Lent will begin with Ash Wednesday on Feb. 13 and Pope Benedict will give up his office 15 days later on Feb. 28.
This means the College of Cardinals will have exactly one month to choose the next Pope in time for Easter, which falls on March 31.
And according to the journalist, who first met Pope Benedict personally in the 1980s, this fact means it was more of a ''Catholic decision" than a ''German decision.''
"He is more Catholic than German, and more Bavarian than German," said Badde, who is close to the Vatican's German personnel.
"He is Catholic and he is Peter, so he is beyond any nationalism," he said.
"He had the language and the shape of the mind of a German, but he was really a universal pastor," Badde observed.
Pope Benedict XVI personally offered his thoughts on the timing of a Pope's resignation when he was interviewed in 2010 by the German journalist Paul Seewald.

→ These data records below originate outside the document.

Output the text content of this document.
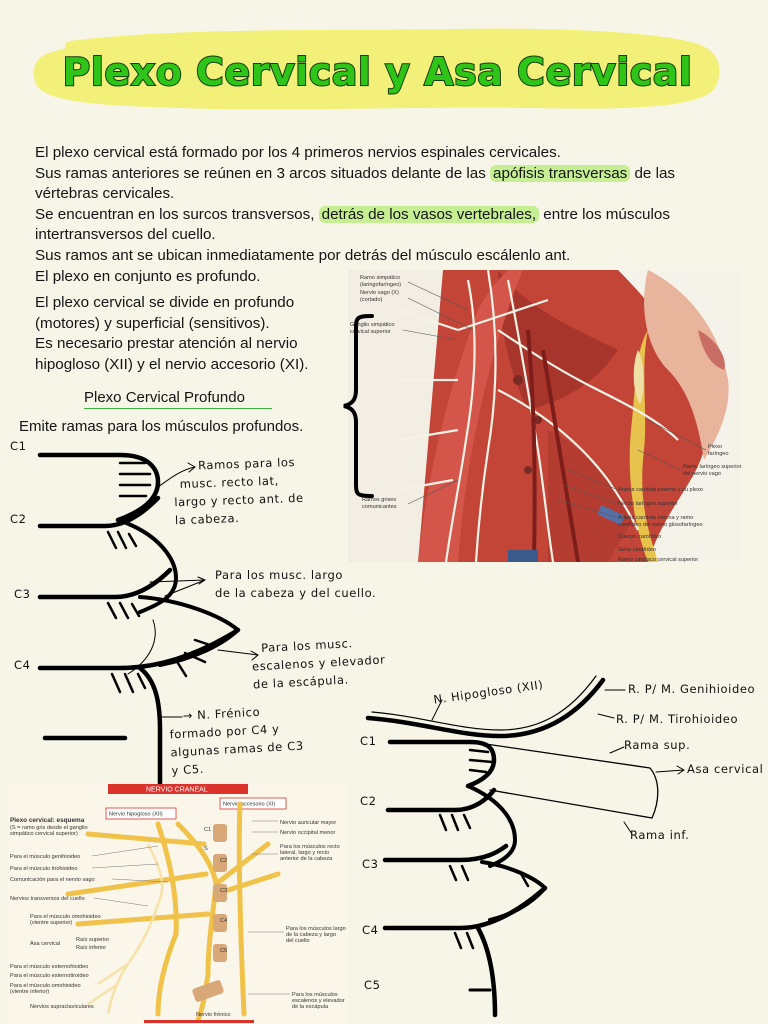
Plexo Cervical y Asa Cervical
El plexo cervical está formado por los 4 primeros nervios espinales cervicales.
Sus ramas anteriores se reúnen en 3 arcos situados delante de las apófisis transversas de las
vértebras cervicales.
Se encuentran en los surcos transversos, detrás de los vasos vertebrales, entre los músculos
intertransversos del cuello.
Sus ramos ant se ubican inmediatamente por detrás del músculo escálenlo ant.
El plexo en conjunto es profundo.
El plexo cervical se divide en profundo
(motores) y superficial (sensitivos).
Es necesario prestar atención al nervio
hipogloso (XII) y el nervio accesorio (XI).
Plexo Cervical Profundo
Emite ramas para los músculos profundos.
C1
C2
C3
C4
Ramos para los
musc. recto lat,
largo y recto ant. de
la cabeza.
Para los musc. largo
de la cabeza y del cuello.
Para los musc.
escalenos y elevador
de la escápula.
→ N. Frénico
formado por C4 y
algunas ramas de C3
y C5.
Ramo simpático
(laringofaríngeo)
Nervio vago (X)
(cortado)
Ganglio simpático
cervical superior
Ramos grises
comunicantes
Plexo
faríngeo
Ramo laríngeo superior
del nervio vago
Arteria carótida externa y su plexo
Nervio laríngeo superior
Arteria carótida interna y ramo
carotídeo del nervio glosofaríngeo
Cuerpo carotídeo
Seno carotídeo
Ramo cardíaco cervical superior
C1
C2
C3
C4
C5
N. Hipogloso (XII)	R. P/ M. Genihioideo
R. P/ M. Tirohioideo
Rama sup.
Asa cervical
Rama inf.
NERVIO CRANEAL
Nervio hipogloso (XII)
Nervio accesorio (XI)
C1
C2
C3
C4
C5
S
Plexo cervical: esquema
(S = ramo gris desde el ganglio
simpático cervical superior)
Para el músculo genihioideo
Para el músculo tirohioideo
Comunicación para el nervio vago
Nervios transversos del cuello
Para el músculo omohioideo
(vientre superior)
Asa cervical
Raíz superior
Raíz inferior
Para el músculo esternohioideo
Para el músculo esternotiroideo
Para el músculo omohioideo
(vientre inferior)
Nervios supraclaviculares
Nervio auricular mayor
Nervio occipital menor
Para los músculos recto
lateral, largo y recto
anterior de la cabeza
Para los músculos largo
de la cabeza y largo
del cuello
Para los músculos
escalenos y elevador
de la escápula
Nervio frénico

A Pope should not resign in a time of crisis, he said, but rather in a time of tranquility.
"When the danger is great, one must not run away and for that reason, now is certainly not the time to resign," said the pontiff.
"Precisely at a time like this one must stand fast and endure the difficult situation," he added.
"That is my view. One can resign at a peaceful moment or when one simply cannot go on, but one must not run away from danger and say that someone else should do it," Benedict XVI told Seewald.
Pope Benedict will celebrate his last Mass on Feb. 13 at 5 p.m., which will mark the blessing of ashes and the start of Lent.
Normally the Pope does this at the Roman Basilica of Santa Sabina, but this year Pope Benedict will preside over it at St. Peter's Basilica.
Also on the Pope's schedule before his Feb. 28 retirement is a meeting with the priests of Rome on Feb. 14 at Paul VI Hall, which will focus on Vatican Council II.
His last general audience will be on Feb. 27. It is scheduled to be also in the Paul VI Hall, but it could be moved to St. Peter's Square.
The director of the Holy See Press office, Father Federico Lombardi, confirmed that the Pope's calendar will continue as scheduled until his last day.